The ability to control urine after surgery is related to the following factors: surgical technique (intraoperative protection of the urethra and pelvic floor nerves), pelvic floor muscle training and the age of the patient. The patient can be taught to perform effective sphincter training by rectal palpation. The examiner can instruct the patient to adjust the sphincter contraction training by perceiving the sphincter contraction force with the finger, so that the patient can contract only the anal sphincter, which will ensure that the patient can perform satisfactory sphincter training in the future. Pelvic floor sphincter training should be maintained daily with 10 contractions per hour, each contraction lasting 6 seconds, until more satisfactory urinary control is achieved.
Difficulties
Stumpy patients have the greatest difficulty in performing in situ bladder surgery because of their narrow pelvic cavity.
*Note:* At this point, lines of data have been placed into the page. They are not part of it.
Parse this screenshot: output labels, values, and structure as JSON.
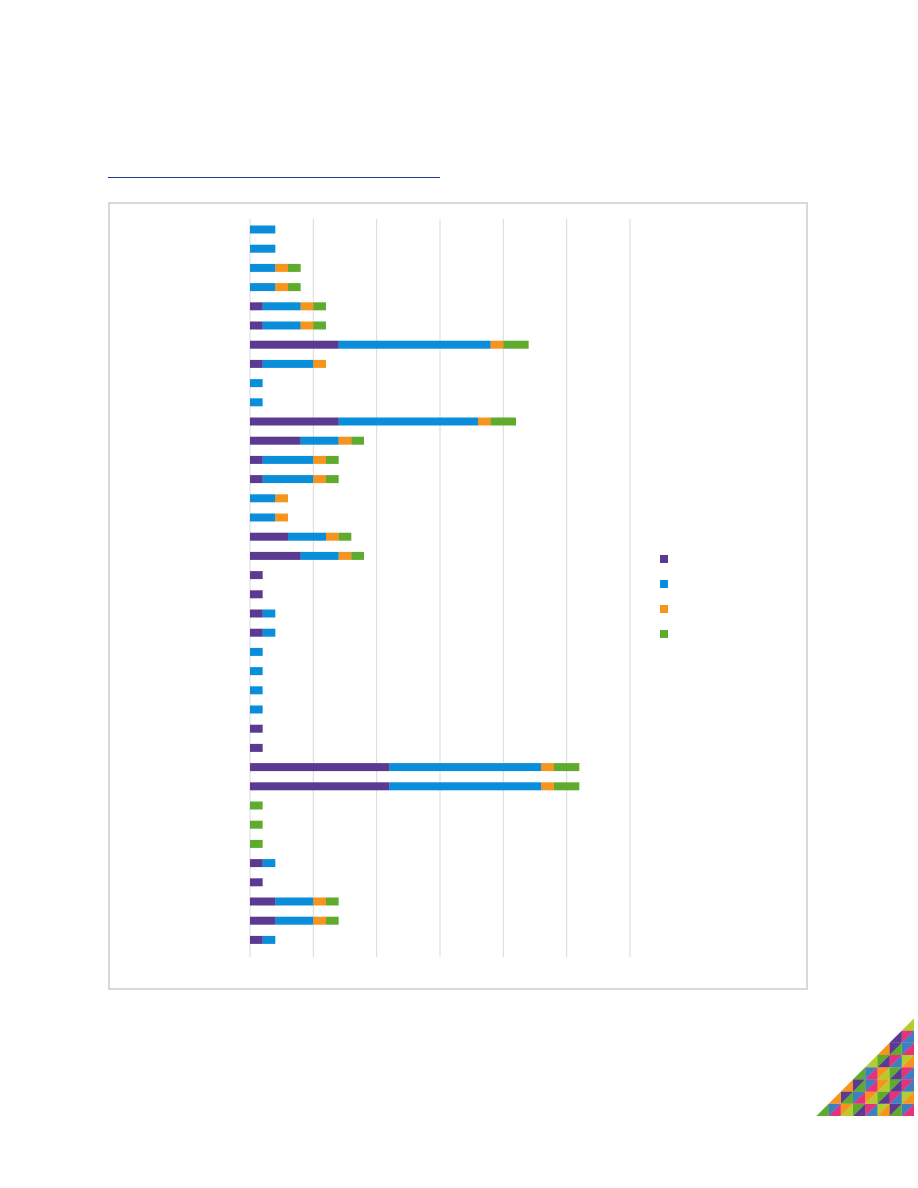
{
  "colors": {
    "series": [
      "#5b3a91",
      "#0a8ed9",
      "#f7941d",
      "#5fab2e"
    ],
    "grid": "#d9d9d9",
    "title_rule": "#1f3c88",
    "decoration": [
      "#e4327c",
      "#5fab2e",
      "#f7941d",
      "#3d7fc1",
      "#5b3a91",
      "#b5cc2e"
    ]
  },
  "chart_data": {
    "type": "bar",
    "orientation": "horizontal",
    "stacked": true,
    "title": "",
    "xlabel": "",
    "ylabel": "",
    "xlim": [
      0,
      6
    ],
    "grid": true,
    "legend_position": "right",
    "categories": [
      "",
      "",
      "",
      "",
      "",
      "",
      "",
      "",
      "",
      "",
      "",
      "",
      "",
      "",
      "",
      "",
      "",
      "",
      "",
      "",
      "",
      "",
      "",
      "",
      "",
      "",
      "",
      "",
      "",
      "",
      "",
      "",
      "",
      "",
      "",
      "",
      "",
      ""
    ],
    "series": [
      {
        "values": [
          0,
          0,
          0,
          0,
          0.2,
          0.2,
          1.4,
          0.2,
          0,
          0,
          1.4,
          0.8,
          0.2,
          0.2,
          0,
          0,
          0.6,
          0.8,
          0.2,
          0.2,
          0.2,
          0.2,
          0,
          0,
          0,
          0,
          0.2,
          0.2,
          2.2,
          2.2,
          0,
          0,
          0,
          0.2,
          0.2,
          0.4,
          0.4,
          0.2
        ]
      },
      {
        "values": [
          0.4,
          0.4,
          0.4,
          0.4,
          0.6,
          0.6,
          2.4,
          0.8,
          0.2,
          0.2,
          2.2,
          0.6,
          0.8,
          0.8,
          0.4,
          0.4,
          0.6,
          0.6,
          0,
          0,
          0.2,
          0.2,
          0.2,
          0.2,
          0.2,
          0.2,
          0,
          0,
          2.4,
          2.4,
          0,
          0,
          0,
          0.2,
          0,
          0.6,
          0.6,
          0.2
        ]
      },
      {
        "values": [
          0,
          0,
          0.2,
          0.2,
          0.2,
          0.2,
          0.2,
          0.2,
          0,
          0,
          0.2,
          0.2,
          0.2,
          0.2,
          0.2,
          0.2,
          0.2,
          0.2,
          0,
          0,
          0,
          0,
          0,
          0,
          0,
          0,
          0,
          0,
          0.2,
          0.2,
          0,
          0,
          0,
          0,
          0,
          0.2,
          0.2,
          0
        ]
      },
      {
        "values": [
          0,
          0,
          0.2,
          0.2,
          0.2,
          0.2,
          0.4,
          0,
          0,
          0,
          0.4,
          0.2,
          0.2,
          0.2,
          0,
          0,
          0.2,
          0.2,
          0,
          0,
          0,
          0,
          0,
          0,
          0,
          0,
          0,
          0,
          0.4,
          0.4,
          0.2,
          0.2,
          0.2,
          0,
          0,
          0.2,
          0.2,
          0
        ]
      }
    ]
  },
  "legend": {
    "entries": [
      "",
      "",
      "",
      ""
    ]
  }
}
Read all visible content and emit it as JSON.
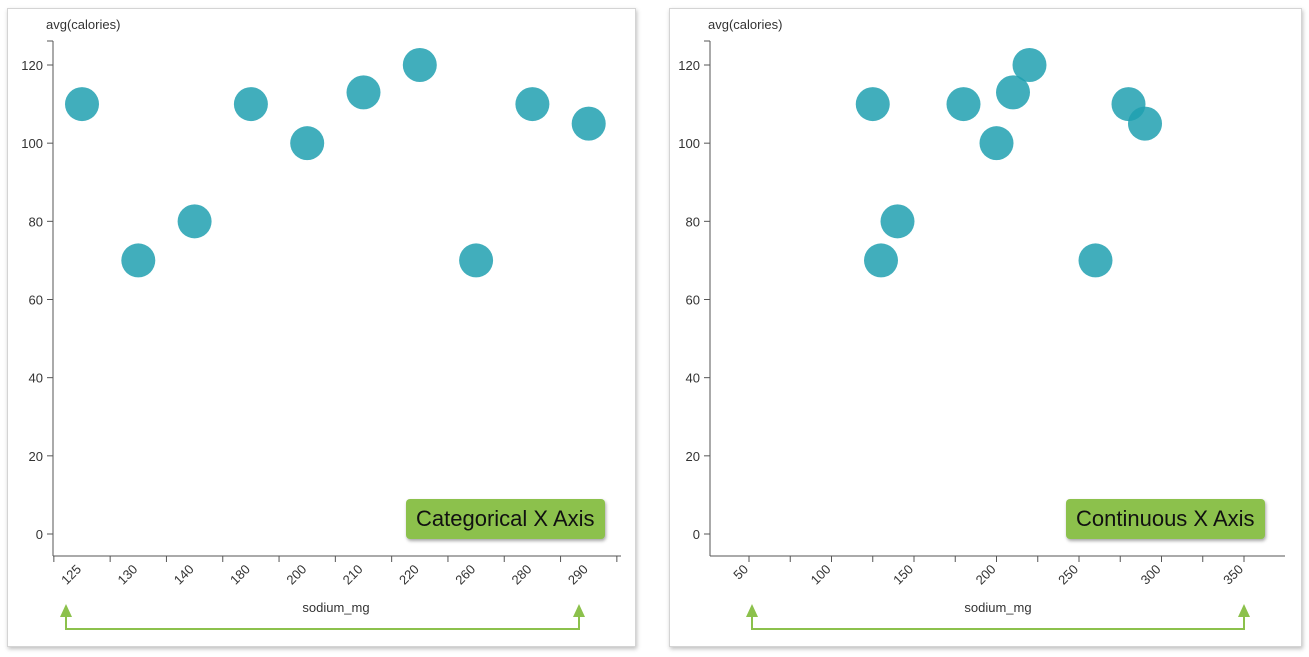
{
  "colors": {
    "point": "#20a0b0",
    "badge": "#8cc14c",
    "arrow": "#8cc14c",
    "axis": "#555555"
  },
  "chart_data": [
    {
      "type": "scatter",
      "x_scale": "categorical",
      "ylabel": "avg(calories)",
      "xlabel": "sodium_mg",
      "badge": "Categorical X Axis",
      "categories": [
        "125",
        "130",
        "140",
        "180",
        "200",
        "210",
        "220",
        "260",
        "280",
        "290"
      ],
      "y_ticks": [
        "0",
        "20",
        "40",
        "60",
        "80",
        "100",
        "120"
      ],
      "ylim": [
        -5,
        125
      ],
      "points": [
        {
          "x": "125",
          "y": 110
        },
        {
          "x": "130",
          "y": 70
        },
        {
          "x": "140",
          "y": 80
        },
        {
          "x": "180",
          "y": 110
        },
        {
          "x": "200",
          "y": 100
        },
        {
          "x": "210",
          "y": 113
        },
        {
          "x": "220",
          "y": 120
        },
        {
          "x": "260",
          "y": 70
        },
        {
          "x": "280",
          "y": 110
        },
        {
          "x": "290",
          "y": 105
        }
      ]
    },
    {
      "type": "scatter",
      "x_scale": "linear",
      "ylabel": "avg(calories)",
      "xlabel": "sodium_mg",
      "badge": "Continuous X Axis",
      "x_ticks": [
        "50",
        "100",
        "150",
        "200",
        "250",
        "300",
        "350"
      ],
      "xlim": [
        30,
        370
      ],
      "y_ticks": [
        "0",
        "20",
        "40",
        "60",
        "80",
        "100",
        "120"
      ],
      "ylim": [
        -5,
        125
      ],
      "points": [
        {
          "x": 125,
          "y": 110
        },
        {
          "x": 130,
          "y": 70
        },
        {
          "x": 140,
          "y": 80
        },
        {
          "x": 180,
          "y": 110
        },
        {
          "x": 200,
          "y": 100
        },
        {
          "x": 210,
          "y": 113
        },
        {
          "x": 220,
          "y": 120
        },
        {
          "x": 260,
          "y": 70
        },
        {
          "x": 280,
          "y": 110
        },
        {
          "x": 290,
          "y": 105
        }
      ]
    }
  ]
}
The ileocecal mesentery used for the urinary storage bladder is thick in these patients. Folding the ileocecal segment into a spherical shape is therefore more difficult, but usually successful. The mesentery is also shorter in these patients, resulting in a longer distance between the urinary bladder and the urethra than expected. In order to obtain sufficient length to achieve a tension-free anastomosis, the distal mesentery must be dissected and released to the greatest extent possible without damaging the blood supply to the urinary bladder or ileum. The peritoneum on the mesenteric surface of the urinary bladder is carefully incised in a direction perpendicular to the mesenteric vessels, thus allowing further lengthening of the mesentery. The sigmoid colon or small intestine between the mesentery of the urinary bladder and the sacral promontory must be removed prior to anastomosis of the urinary bladder to the urethra. The distance between the urinary bladder and urethra can be shortened by stretching or bending the pelvis appropriately. A stitch can be placed on each side of the anastomosis to reduce the tension on the anastomosis by bringing the urinary bladder to the pelvic floor. With these methods, construction of a tension-free anastomosis is usually achievable.